Fig. 56.—T. Smith’s operation for double harelip. The outer segments are pared and the parings removed. Prolabial flaps are turned down from the sides of the central tubercle. Evidently it can only be of use where the soft tissues are abundant. (Mason.)

CHAPTER VI.
OPERATIVE TREATMENT OF CLEFT PALATE.

Period of operation.—Preparation of patient.—Anæsthesia.—Duties of the assistant.—Instruments.—Description of uranoplasty; of staphyloraphy.—After-treatment.—Complications.—Modifications of operation.

The period of life at which an operation can be safely undertaken for Cleft Palate is a matter which demands careful consideration. Before the introduction of anæsthesia the assent of the patient was required, and therefore the operation was seldom performed before the age of puberty. With the aid of chloroform this is obviated, and we can now operate at an earlier period; undoubtedly as regards the subsequent power of articulation the earlier the operation is performed the better. On the other hand, the palatal tissue in infant life is so delicate, and the cavity of the mouth so small that a plastic operation is attended with more than usual difficulty. Further it is almost impossible to keep an infant sufficiently quiet to allow of primary union, as it is constantly interfering with the stitches by pushing the tongue against the wound, and sucking the edges apart. Statistics of results, moreover, tend to prove that such operations conducted on young infants are not only directly dangerous to life, but also indirectly, by depressing the general vitality and increasing the liability to subsequent disease. Thus Ehrmann[86] records ten cases operated on under two years of age with two deaths, two failures, and six cures, which latter he considers due to the fact that the children were fed after the operation by œsophageal tubes passed through a protective plate of hardened rubber so as to prevent interference with the sutures. Of these six cases cured, only one was living after four years had elapsed, and in this the soft palate only had been closed. He considers that the loss of blood, and the shock of the prolonged operation or operations interfered in a serious manner with the vitality of the patients. These are, perhaps, somewhat scanty facts to argue from, but they tend to show that there is a greater risk associated with operations performed at an early period of life, although we have the authority of many well known surgeons for attempting them. Thus Billroth has operated at the age of four weeks, Roye of Lausanne at eight days; but my own experience is certainly in favour of deferring operation until the child is at least three years old, or as soon after that period as possible if it is at all of a tractable disposition; the moral control at this age is usually sufficient for our purpose.

As to whether the whole cleft should be dealt with at one operation or not, the practice of surgeons differs considerably; and indeed each case needs to be decided upon its own merits. Where the cleft merely involves the soft palate, or possibly extends but for a short distance into the hard, one operation will usually suffice; but in extreme cases of complete cleft of the hard and soft palate with wide separation of the edges, it may be advisable to deal at different times with the hard and soft, some preferring to close the hard at the first operation, and others the soft. This must depend upon the surgeon’s confidence in himself and in his patient. Personally I always prefer, if practicable, to obtain union in the hard palate at the first operation; then if after taking the necessary steps for loosening the muco-periosteal flaps the parts appear to come easily together, the edges of the whole cleft can be pared, and the whole process completed at one sitting. I cannot too strongly insist on the paramount importance of obtaining firm union in the anterior part of the palate, for if the smallest opening be left in that situation, distinctness of speech in after-life will be seriously impaired.

Preparation of Patient.

The state of the health and the local conditions of the mouth, nose, and pharynx must be carefully examined before the operation is decided on.

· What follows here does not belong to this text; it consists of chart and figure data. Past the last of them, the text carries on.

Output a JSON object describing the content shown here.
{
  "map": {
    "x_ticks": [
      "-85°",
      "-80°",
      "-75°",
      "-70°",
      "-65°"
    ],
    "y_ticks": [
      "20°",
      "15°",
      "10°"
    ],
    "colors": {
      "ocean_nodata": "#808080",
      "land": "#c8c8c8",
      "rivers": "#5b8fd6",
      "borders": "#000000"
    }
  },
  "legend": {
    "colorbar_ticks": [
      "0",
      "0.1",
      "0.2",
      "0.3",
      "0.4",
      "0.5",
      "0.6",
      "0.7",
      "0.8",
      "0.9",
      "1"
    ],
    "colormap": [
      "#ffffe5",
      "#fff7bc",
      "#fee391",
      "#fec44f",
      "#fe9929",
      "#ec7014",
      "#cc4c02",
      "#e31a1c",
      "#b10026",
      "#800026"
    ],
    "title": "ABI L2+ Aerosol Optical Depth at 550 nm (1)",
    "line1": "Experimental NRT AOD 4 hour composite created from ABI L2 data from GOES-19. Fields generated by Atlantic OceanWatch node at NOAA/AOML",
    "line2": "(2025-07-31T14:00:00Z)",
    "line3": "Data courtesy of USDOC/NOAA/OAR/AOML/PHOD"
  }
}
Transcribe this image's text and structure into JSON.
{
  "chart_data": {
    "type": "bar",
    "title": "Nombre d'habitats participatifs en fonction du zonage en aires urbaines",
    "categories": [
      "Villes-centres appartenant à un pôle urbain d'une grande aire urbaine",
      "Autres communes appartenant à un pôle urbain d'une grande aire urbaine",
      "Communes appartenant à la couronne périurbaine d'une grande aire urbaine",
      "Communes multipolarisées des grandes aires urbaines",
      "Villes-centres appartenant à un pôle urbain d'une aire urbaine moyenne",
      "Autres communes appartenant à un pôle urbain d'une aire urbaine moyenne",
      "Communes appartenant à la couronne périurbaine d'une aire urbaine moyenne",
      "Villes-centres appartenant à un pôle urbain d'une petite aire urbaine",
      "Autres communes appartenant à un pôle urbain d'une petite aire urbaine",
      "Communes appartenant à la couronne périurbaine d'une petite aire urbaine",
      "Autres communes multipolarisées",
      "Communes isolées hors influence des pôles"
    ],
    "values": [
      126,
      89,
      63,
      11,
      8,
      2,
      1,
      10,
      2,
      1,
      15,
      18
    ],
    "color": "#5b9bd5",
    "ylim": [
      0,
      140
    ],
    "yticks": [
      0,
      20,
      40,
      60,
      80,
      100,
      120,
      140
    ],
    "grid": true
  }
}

The little patient’s general condition must be as satisfactory as possible, and a course of tonic preparatory treatment (including possibly a change to the seaside) is often advisable. Sources of infection from measles, &c., should be carefully avoided, and for a few days prior to the operation they should be kept under observation and at rest, to prevent any likelihood of catarrhal developments.

The local conditions, too, must be satisfactory. There should be no excessive secretion from the naso-pharyngeal mucous membrane, as such is usually associated with an œdematous infiltration of that structure, most unfavourable to the attainment of primary union; and, moreover, this excess of mucus tends to insinuate itself between the edges of the flaps. If present, it should be treated by rest in a warm mean temperature, bland diet, and the application locally of gargles of boracic acid and chlorate of potash, combined with the careful use of astringents such as tannic acid and alum; the tongue also should be clean. The state of the tonsils should be looked to, and when greatly enlarged they ought to be previously removed, for they may materially interfere with the union of the palate, either from their size, or from the possible supervention of inflammation; when only moderately enlarged there is, I believe, no necessity for their removal; on the contrary they subsequently assist in closing the aperture between the nose and mouth during speech. Similarly post-nasal adenoid growths should not be interfered with, unless absolutely necessary ([p. 70]).